McKinney Foundations was bought by Cementation Foundations in 1968 and Ken Fleming became chief engineer. At Cementation, Fleming was involved in the development of a series of new systems for improving the receptiveness of the ground to secure piles and to provide reliable information on the settlement of piles. Ken Fleming created the "Cemset" system which forecasts pile settlement under load.

He became chairman of the Federation of Piling Contractors, and in 1975 chairman and founder member of the Federation of Piling Specialists.

In 1985 he was the lead author of Piling Engineering, which has become an industry standard reference book. The third edition of Piling Engineering, still containing much of Fleming's original material, published in September 2008.

Fleming influenced European piling through the European Federation of Foundation Contractors. He disagreed with parts of the Eurocode EC7. Among other objections he believed it had fundamental technical flaws in relation to pile testing.

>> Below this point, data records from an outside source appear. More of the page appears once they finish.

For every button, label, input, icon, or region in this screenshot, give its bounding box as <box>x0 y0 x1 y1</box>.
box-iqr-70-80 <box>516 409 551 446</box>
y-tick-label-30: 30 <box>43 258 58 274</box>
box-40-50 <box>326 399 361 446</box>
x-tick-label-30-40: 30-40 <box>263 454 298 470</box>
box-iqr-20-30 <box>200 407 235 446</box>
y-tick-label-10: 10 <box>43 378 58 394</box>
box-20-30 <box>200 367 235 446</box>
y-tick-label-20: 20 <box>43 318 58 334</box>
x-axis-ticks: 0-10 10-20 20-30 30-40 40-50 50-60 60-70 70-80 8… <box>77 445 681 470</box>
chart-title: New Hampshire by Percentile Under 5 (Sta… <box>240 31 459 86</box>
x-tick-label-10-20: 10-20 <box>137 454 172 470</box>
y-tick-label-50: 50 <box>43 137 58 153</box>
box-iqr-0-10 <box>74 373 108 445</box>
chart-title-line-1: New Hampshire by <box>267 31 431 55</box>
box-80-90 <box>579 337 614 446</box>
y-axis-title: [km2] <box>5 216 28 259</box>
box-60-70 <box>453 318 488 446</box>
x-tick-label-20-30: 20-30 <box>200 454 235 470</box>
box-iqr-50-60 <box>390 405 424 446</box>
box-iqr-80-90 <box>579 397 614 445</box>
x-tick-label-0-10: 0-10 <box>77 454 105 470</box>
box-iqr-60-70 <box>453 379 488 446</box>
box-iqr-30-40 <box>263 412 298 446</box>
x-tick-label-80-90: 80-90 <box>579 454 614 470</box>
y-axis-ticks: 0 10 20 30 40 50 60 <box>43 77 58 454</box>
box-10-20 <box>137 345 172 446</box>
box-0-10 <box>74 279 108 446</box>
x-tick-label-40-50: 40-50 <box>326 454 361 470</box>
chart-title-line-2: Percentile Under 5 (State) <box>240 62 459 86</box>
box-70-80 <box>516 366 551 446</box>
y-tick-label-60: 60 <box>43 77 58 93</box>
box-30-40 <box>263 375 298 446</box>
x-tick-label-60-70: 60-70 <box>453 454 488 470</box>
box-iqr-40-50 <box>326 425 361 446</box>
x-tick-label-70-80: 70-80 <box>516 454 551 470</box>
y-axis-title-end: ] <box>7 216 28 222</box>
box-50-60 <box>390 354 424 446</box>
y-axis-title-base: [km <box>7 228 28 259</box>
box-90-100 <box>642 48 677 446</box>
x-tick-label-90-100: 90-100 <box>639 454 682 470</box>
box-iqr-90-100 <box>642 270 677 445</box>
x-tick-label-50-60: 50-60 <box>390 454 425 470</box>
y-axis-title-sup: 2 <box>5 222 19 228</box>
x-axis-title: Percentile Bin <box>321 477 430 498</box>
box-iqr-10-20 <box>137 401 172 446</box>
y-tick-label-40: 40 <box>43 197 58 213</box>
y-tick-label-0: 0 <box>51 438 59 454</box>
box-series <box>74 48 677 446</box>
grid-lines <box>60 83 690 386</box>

The British Standards Institution awarded Fleming its Distinguished Service award in 1992. In 1999 the British Geotechnical Society honoured him with the prestigious Skempton Medal for his lifelong contribution to geotechnical engineering.

In 2000 the British Geotechnical Association joined with Cementation (now part of Skanska) to mark Fleming's contribution to geotechnical engineering by inaugurating the Fleming Award. This international award is presented annually for excellence in geotechnical design and construction.

A visiting Professor at Queen's University Belfast, Fleming was also a prominent figure in the Institution of Civil Engineers.